Is it true that $P(A|B) = P(A|C) \cdot P(C|B) $?

Question

I think that $$P(A|B) = P(A|C) \cdot P(C|B) $$ is True.

You are just transforming the information from $B$ through $C$.
Is this correct and if it is, what's the name for this property?

Answer 1

It is not true.

Let $P(C|B)=0$ and let $P(A|B) >0$ and we can see a counterexample.

We have

$$P(A|B) = P(A|B, C)P(C|B) + P(A|B, C^c)P(C^c|B)$$

Answer 2

It is not necessarily true. We have

$$P(A|B) = \frac{P(A\cap B)}{P(B)}$$ $$P(A|C) = \frac{P(A\cap C)}{P(C)}$$ $$P(C|B) = \frac{P(B\cap C)}{P(B)}$$

And what you claimed is that $$\frac{P(A\cap B)}{P(B)} = \frac{P(A\cap C)}{P(C)}\cdot\frac{P(B\cap C)}{P(B)}$$ which can be false.
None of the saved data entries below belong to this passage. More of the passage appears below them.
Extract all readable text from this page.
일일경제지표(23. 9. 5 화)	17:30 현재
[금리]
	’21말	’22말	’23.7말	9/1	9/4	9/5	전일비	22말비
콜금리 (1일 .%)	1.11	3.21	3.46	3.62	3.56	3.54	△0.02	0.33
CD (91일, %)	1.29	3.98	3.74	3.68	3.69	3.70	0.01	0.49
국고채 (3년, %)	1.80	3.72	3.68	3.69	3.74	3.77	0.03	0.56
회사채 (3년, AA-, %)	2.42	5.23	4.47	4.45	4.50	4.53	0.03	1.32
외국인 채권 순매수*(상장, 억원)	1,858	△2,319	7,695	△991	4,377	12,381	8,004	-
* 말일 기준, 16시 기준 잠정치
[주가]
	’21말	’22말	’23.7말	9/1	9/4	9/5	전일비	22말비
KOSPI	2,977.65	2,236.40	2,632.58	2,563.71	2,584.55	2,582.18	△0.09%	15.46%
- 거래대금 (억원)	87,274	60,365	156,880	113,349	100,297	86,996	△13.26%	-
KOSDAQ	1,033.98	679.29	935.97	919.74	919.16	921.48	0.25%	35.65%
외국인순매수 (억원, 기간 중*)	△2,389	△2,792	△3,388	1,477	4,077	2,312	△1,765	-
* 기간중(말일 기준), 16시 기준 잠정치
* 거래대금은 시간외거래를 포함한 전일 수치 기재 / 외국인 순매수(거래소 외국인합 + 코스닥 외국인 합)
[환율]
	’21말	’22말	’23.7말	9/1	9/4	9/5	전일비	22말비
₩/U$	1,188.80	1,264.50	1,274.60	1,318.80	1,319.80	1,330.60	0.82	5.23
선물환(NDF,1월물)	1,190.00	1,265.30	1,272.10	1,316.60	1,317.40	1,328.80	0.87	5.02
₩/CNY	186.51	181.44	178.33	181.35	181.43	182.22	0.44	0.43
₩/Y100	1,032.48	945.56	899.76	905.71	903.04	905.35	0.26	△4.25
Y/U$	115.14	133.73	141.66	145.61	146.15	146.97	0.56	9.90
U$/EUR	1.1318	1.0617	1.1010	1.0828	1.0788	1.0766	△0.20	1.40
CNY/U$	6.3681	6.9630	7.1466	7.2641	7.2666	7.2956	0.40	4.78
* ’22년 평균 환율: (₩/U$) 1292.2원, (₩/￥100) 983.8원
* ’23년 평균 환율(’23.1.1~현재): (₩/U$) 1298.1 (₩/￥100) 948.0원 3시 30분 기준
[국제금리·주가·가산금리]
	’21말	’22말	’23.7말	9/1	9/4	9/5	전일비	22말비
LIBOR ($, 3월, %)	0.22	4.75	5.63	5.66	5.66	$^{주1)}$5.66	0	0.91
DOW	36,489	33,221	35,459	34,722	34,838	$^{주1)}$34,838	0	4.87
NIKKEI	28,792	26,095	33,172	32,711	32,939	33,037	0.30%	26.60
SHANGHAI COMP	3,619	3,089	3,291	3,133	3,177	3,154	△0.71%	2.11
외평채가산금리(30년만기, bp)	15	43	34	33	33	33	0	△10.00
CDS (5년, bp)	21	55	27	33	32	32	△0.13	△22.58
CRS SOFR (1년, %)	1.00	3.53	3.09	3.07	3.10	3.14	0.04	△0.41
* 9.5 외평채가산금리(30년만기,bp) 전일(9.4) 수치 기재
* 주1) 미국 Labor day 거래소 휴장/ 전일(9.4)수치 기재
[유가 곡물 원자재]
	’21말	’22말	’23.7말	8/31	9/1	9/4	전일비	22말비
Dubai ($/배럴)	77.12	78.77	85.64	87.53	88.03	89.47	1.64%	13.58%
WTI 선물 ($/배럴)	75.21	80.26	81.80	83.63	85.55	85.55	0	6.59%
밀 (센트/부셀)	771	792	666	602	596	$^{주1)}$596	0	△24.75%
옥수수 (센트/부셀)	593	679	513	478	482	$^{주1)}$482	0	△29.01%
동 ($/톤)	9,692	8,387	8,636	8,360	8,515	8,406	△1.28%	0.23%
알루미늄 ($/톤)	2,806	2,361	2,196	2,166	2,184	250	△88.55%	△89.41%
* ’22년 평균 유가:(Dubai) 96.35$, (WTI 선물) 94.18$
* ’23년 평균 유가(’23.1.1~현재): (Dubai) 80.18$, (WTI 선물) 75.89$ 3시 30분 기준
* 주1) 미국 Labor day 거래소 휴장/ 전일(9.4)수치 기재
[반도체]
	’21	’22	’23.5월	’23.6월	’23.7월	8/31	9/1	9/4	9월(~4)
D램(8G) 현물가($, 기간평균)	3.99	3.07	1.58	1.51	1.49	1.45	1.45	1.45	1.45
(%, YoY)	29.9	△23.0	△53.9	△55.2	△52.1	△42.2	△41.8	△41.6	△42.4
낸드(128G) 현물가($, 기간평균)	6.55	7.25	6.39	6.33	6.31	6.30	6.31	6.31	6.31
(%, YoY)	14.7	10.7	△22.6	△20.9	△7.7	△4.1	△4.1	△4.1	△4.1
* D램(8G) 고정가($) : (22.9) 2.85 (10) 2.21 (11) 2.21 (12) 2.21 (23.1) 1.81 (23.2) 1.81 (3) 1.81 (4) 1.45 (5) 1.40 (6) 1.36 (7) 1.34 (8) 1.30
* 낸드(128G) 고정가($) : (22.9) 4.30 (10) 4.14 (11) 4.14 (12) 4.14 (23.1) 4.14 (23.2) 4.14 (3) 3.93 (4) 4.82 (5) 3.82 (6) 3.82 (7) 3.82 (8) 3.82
For instance, if $A, B$ and $C$ are mutually independent events, then from this equality, we have $$P(A) = P(A)\cdot P(C) \implies P(C) = 1$$ but what happens if $P(C) < 1$?

Answer 3

Multiply both sides with $P(B)P(C)$:

• $P(A\mid B)P(B)P(C)=P(A\cap B)P(C)$

• $P(A\mid C)P(C\mid B)P(B)P(C)=P(A\cap B)P(C\cap B)$

Of course we do not have $P(C)=P(C\cap B)$ in general, so the statement is not true.